UK: With more hybrid workers set to spend more time in the office, comfort conditions will be increasingly important, according to a new survey. 

The survey conducted on behalf of air conditioning manufacturer Samsung reveals that although almost two-thirds (64%) of workers in the UK with hybrid working patterns are planning to spend more time in the office in 2023 than in 2022, 66% would be deterred from heading to the office if the air conditioning wasn’t working or was, in their opinion, of low quality.

Among those putting in more days in the office, the average was 9.2 extra days per month in 2023 compared to 2022. This was particularly marked amongst 18 to 24-year-olds, with 81% of that age group planning more face-to-face days with their co-workers.

Almost half (46%) of those surveyed planned to take advantage of office air conditioning if there is a repeat heatwave this summer.  In addition, 35% of workers said they go in to the office when the weather is hot to make use of the air conditioning.

Despite this return to the office, 24% of hybrid workers were not satisfied with their office air conditioning, and of those 40% reported that it is often not functioning properly. Interestingly, almost a third (31%) of hybrid workers who have experienced problems with air conditioning say the problem is cold draughts.

Control systems

Samsung insists that control systems have a key role in office comfort. Just under half (42%) of respondents admitted to a dispute about the air conditioning. A third of respondents (34%) had argued with colleagues about what temperature the room should be set at and just under a quarter (24%) have complained about the temperature going up and down due to people constantly altering it.

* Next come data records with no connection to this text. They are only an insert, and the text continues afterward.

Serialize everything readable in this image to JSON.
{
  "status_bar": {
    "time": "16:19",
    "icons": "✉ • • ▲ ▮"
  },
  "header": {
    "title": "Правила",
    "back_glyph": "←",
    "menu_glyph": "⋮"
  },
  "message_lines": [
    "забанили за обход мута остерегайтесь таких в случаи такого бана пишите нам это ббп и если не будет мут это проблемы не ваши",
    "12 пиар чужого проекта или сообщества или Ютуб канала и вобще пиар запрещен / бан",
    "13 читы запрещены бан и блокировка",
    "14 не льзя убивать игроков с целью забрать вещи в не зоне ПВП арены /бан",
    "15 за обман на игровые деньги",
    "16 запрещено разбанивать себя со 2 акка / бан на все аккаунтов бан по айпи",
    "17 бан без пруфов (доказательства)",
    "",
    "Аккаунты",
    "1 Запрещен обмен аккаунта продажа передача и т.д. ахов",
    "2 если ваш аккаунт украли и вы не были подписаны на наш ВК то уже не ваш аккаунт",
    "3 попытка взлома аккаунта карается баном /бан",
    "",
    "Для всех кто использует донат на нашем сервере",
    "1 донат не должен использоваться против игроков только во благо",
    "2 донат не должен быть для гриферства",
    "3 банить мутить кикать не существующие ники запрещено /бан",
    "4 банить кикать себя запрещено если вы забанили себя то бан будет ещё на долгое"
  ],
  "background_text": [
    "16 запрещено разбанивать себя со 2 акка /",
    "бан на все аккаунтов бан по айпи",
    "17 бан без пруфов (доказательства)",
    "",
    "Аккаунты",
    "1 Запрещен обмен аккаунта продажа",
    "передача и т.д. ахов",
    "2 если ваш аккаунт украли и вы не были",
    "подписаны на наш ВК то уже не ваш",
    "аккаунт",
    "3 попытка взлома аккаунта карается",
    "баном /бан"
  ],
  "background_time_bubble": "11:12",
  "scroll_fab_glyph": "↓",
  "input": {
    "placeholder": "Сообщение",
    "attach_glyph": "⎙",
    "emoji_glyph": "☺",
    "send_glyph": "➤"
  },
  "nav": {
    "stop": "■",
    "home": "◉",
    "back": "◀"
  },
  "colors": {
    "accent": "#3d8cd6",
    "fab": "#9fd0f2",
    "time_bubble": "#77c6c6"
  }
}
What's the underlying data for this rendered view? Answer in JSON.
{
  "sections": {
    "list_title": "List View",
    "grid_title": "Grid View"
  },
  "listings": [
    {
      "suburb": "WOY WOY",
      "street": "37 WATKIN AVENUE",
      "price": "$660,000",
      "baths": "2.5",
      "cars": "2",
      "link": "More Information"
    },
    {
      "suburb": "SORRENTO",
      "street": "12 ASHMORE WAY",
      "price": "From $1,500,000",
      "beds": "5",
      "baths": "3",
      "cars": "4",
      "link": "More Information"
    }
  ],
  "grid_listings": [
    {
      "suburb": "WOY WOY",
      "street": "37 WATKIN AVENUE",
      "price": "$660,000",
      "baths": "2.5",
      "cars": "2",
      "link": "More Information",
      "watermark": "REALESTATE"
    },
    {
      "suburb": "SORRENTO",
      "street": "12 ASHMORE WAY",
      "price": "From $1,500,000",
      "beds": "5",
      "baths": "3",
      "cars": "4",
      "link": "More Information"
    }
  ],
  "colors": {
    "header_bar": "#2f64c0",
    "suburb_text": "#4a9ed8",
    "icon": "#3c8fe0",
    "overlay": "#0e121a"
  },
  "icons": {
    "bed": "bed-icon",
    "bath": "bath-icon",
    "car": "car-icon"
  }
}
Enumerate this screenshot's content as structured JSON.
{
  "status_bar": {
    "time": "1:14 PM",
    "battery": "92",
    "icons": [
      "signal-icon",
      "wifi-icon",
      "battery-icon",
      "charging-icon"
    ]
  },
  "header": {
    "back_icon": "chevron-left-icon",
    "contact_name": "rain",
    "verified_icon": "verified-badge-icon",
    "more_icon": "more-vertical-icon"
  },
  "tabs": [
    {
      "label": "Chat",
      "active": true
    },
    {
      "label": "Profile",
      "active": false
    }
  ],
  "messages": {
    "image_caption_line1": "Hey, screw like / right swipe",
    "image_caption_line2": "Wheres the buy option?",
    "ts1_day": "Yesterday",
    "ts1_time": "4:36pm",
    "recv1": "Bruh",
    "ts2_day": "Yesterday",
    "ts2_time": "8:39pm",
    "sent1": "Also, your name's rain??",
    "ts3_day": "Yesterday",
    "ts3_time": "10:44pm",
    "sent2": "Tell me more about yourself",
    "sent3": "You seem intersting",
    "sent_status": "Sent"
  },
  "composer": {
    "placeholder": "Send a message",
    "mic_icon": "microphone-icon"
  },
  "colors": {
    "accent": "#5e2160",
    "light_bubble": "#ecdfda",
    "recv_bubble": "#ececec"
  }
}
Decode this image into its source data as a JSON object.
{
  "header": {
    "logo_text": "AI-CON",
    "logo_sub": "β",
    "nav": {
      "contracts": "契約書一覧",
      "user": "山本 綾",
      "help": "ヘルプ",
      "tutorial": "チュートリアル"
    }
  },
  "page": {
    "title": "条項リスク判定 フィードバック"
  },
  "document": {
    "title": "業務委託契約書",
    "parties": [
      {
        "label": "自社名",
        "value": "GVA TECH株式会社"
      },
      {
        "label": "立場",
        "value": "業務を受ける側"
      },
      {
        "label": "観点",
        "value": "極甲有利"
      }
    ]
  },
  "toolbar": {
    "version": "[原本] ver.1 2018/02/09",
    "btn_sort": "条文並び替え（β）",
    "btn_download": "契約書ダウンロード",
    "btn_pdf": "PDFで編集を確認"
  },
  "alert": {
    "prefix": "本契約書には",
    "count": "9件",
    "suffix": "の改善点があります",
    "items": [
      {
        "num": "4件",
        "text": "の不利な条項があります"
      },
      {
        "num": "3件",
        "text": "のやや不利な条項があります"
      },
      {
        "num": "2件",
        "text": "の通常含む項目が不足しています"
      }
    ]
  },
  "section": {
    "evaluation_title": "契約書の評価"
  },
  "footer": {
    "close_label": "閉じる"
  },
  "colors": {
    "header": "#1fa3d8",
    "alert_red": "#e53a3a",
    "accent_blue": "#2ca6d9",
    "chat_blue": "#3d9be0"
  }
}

The most common trigger for the dispute is individuals setting the thermostat to suit themselves (37%). Over half (55%) of hybrid workers say that their offices have a single control system to manage the temperature for the whole working space. Only a third (36%) have systems that allow them to control the temperature by office area and only a quarter of offices have a democratic approach to controlling the temperature in their workspace, allowing each employee to cast an equal vote. However, this progressive approach doesn’t apply everywhere. 15% of respondents stated that in their offices, the boss will be in charge of setting the temperature.

Samsung maintains that workers’ changing lifestyles is changing expectations of public spaces, from offices to gyms. More than half (57%) of hybrid workers in the UK (rising to almost two thirds (62%) among women) would avoid a gym where the air conditioning wasn’t up to their standard. Almost a half (45%) say they’d avoid a restaurant or pub with a similar problem and almost a quarter (24%) would side-step a shop.

The survey was compiled from a relatively small sample of 500 hybrid working adults in the UK, from a mix of sources and ages and nationally representative of gender and region.